Life is completely dependent on water. To analyze the role of water as a solvent in biology, we replaced water with heavy water (D2O) and investigated the biological effects by a wide range of techniques, using Schizosaccharomyces pombe as model organism. We show that high concentrations of D2O lead to altered glucose metabolism and growth retardation. After prolonged incubation in D2O, cells displayed gross morphological changes, thickened cell walls, and aberrant cytoskeletal organization. By transcriptomics and genetic screens, we show that the solvent replacement activates two signaling pathways: (1) the heat-shock response pathway and (2) the cell integrity pathway. Although the heat-shock response system upregulates various chaperones and other stress-relieving enzymes, we find that the activation of this pathway does not offer any fitness advantage to the cells under the solvent-replaced conditions. However, limiting the D2O-triggered activation of the cell integrity pathway allows cell growth when H2O is completely replaced with D2O. The isolated D2O-tolerant strains may aid biological production of deuterated biomolecules.

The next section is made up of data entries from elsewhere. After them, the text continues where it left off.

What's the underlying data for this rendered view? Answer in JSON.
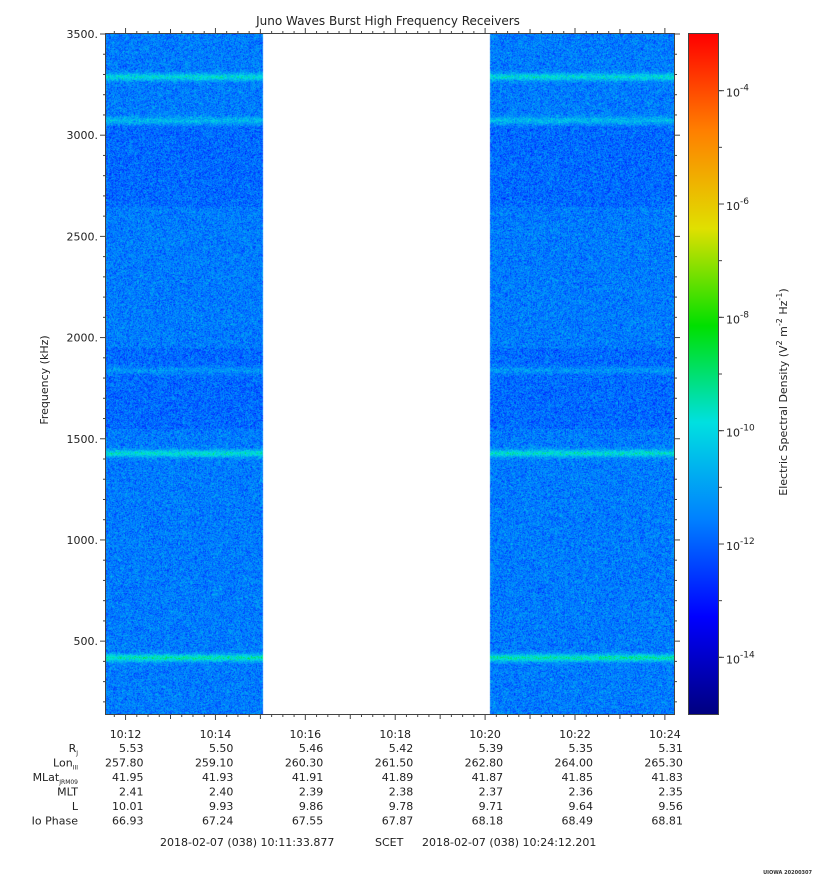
{
  "chart_data": {
    "type": "heatmap",
    "title": "Juno Waves Burst High Frequency Receivers",
    "ylabel": "Frequency (kHz)",
    "ylim": [
      140,
      3500
    ],
    "y_ticks": [
      "500.",
      "1000.",
      "1500.",
      "2000.",
      "2500.",
      "3000.",
      "3500."
    ],
    "y_tick_values": [
      500,
      1000,
      1500,
      2000,
      2500,
      3000,
      3500
    ],
    "x_ticks": [
      "10:12",
      "10:14",
      "10:16",
      "10:18",
      "10:20",
      "10:22",
      "10:24"
    ],
    "x_tick_minutes": [
      12,
      14,
      16,
      18,
      20,
      22,
      24
    ],
    "xlim_minutes": [
      11.565,
      24.203
    ],
    "data_gaps": [
      [
        15.05,
        20.1
      ]
    ],
    "emission_bands_khz": [
      [
        420,
        0.95
      ],
      [
        1430,
        0.8
      ],
      [
        3290,
        0.75
      ],
      [
        3075,
        0.45
      ],
      [
        1840,
        0.3
      ]
    ],
    "background_log10": -11.6,
    "colorbar": {
      "label": "Electric Spectral Density (V",
      "label_sup1": "2",
      "label_mid": " m",
      "label_sup2": "-2",
      "label_mid2": " Hz",
      "label_sup3": "-1",
      "label_end": ")",
      "log_min": -15,
      "log_max": -3,
      "tick_base": "10",
      "tick_exponents": [
        "-4",
        "-6",
        "-8",
        "-10",
        "-12",
        "-14"
      ],
      "tick_values": [
        -4,
        -6,
        -8,
        -10,
        -12,
        -14
      ],
      "colors": [
        "#000080",
        "#0000ff",
        "#0080ff",
        "#00e0e0",
        "#00e000",
        "#e0e000",
        "#ff8000",
        "#ff0000"
      ]
    },
    "ephemeris": {
      "rows": [
        {
          "label": "R",
          "sub": "J",
          "values": [
            "5.53",
            "5.50",
            "5.46",
            "5.42",
            "5.39",
            "5.35",
            "5.31"
          ]
        },
        {
          "label": "Lon",
          "sub": "III",
          "values": [
            "257.80",
            "259.10",
            "260.30",
            "261.50",
            "262.80",
            "264.00",
            "265.30"
          ]
        },
        {
          "label": "MLat",
          "sub": "JRM09",
          "values": [
            "41.95",
            "41.93",
            "41.91",
            "41.89",
            "41.87",
            "41.85",
            "41.83"
          ]
        },
        {
          "label": "MLT",
          "sub": "",
          "values": [
            "2.41",
            "2.40",
            "2.39",
            "2.38",
            "2.37",
            "2.36",
            "2.35"
          ]
        },
        {
          "label": "L",
          "sub": "",
          "values": [
            "10.01",
            "9.93",
            "9.86",
            "9.78",
            "9.71",
            "9.64",
            "9.56"
          ]
        },
        {
          "label": "Io Phase",
          "sub": "",
          "values": [
            "66.93",
            "67.24",
            "67.55",
            "67.87",
            "68.18",
            "68.49",
            "68.81"
          ]
        }
      ]
    },
    "time_range": {
      "start": "2018-02-07 (038) 10:11:33.877",
      "label": "SCET",
      "end": "2018-02-07 (038) 10:24:12.201"
    },
    "credit": "UIOWA 20200307"
  }
}
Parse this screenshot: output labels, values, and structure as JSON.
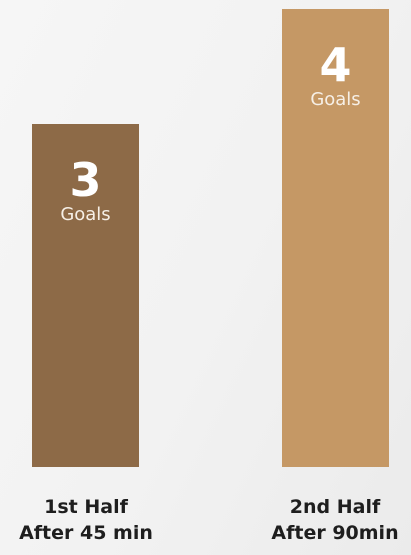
{
  "chart_data": {
    "type": "bar",
    "categories": [
      {
        "line1": "1st Half",
        "line2": "After 45 min"
      },
      {
        "line1": "2nd Half",
        "line2": "After 90min"
      }
    ],
    "values": [
      3,
      4
    ],
    "value_unit": "Goals",
    "ylim": [
      0,
      4
    ],
    "grid": false,
    "legend": "none",
    "colors": [
      "#8d6a47",
      "#c59865"
    ]
  }
}
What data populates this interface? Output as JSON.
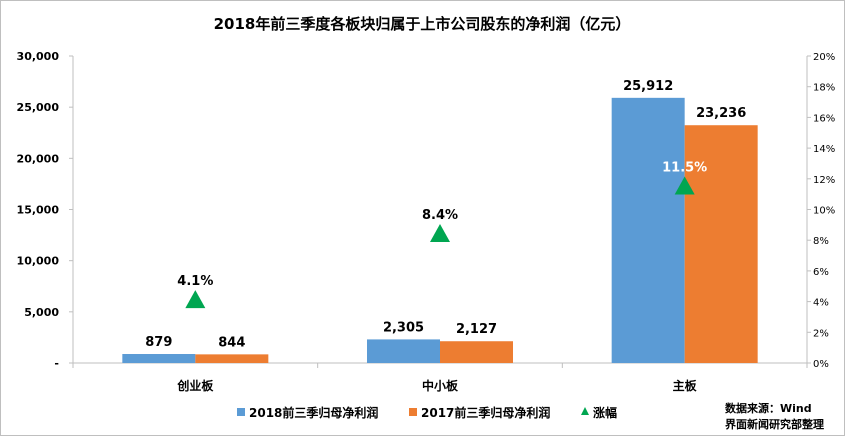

UBL/BAG-domain co-chaperones cause cellular stress upon overexpression through constitutive activation of Hsf1.

As a result of exposure to stress conditions, mutations, or defects during synthesis, cellular proteins are prone to misfold. To cope with such partially denatured proteins, cells mount a regulated transcriptional response involving the Hsf1 transcription factor, which drives the synthesis of molecular chaperones and other stress-relieving proteins. Here, we show that the fission yeast Schizosaccharomyces pombe orthologues of human BAG-1, Bag101, and Bag102, are Hsp70 co-chaperones that associate with 26S proteasomes. Only a subgroup of Hsp70-type chaperones, including Ssa1, Ssa2, and Sks2, binds Bag101 and Bag102 and key residues in the Hsp70 ATPase domains, required for interaction with Bag101 and Bag102, were identified. In humans, BAG-1 overexpression is typically observed in cancers. Overexpression of bag101 and bag102 in fission yeast leads to a strong growth defect caused by triggering Hsp70 to release and activate the Hsf1 transcription factor. Accordingly, the bag101-linked growth defect is alleviated in strains containing a reduced amount of Hsf1 but aggravated in hsp70 deletion strains. In conclusion, we propose that the fission yeast UBL/BAG proteins release Hsf1 from Hsp70, leading to constitutive Hsf1 activation and growth defects.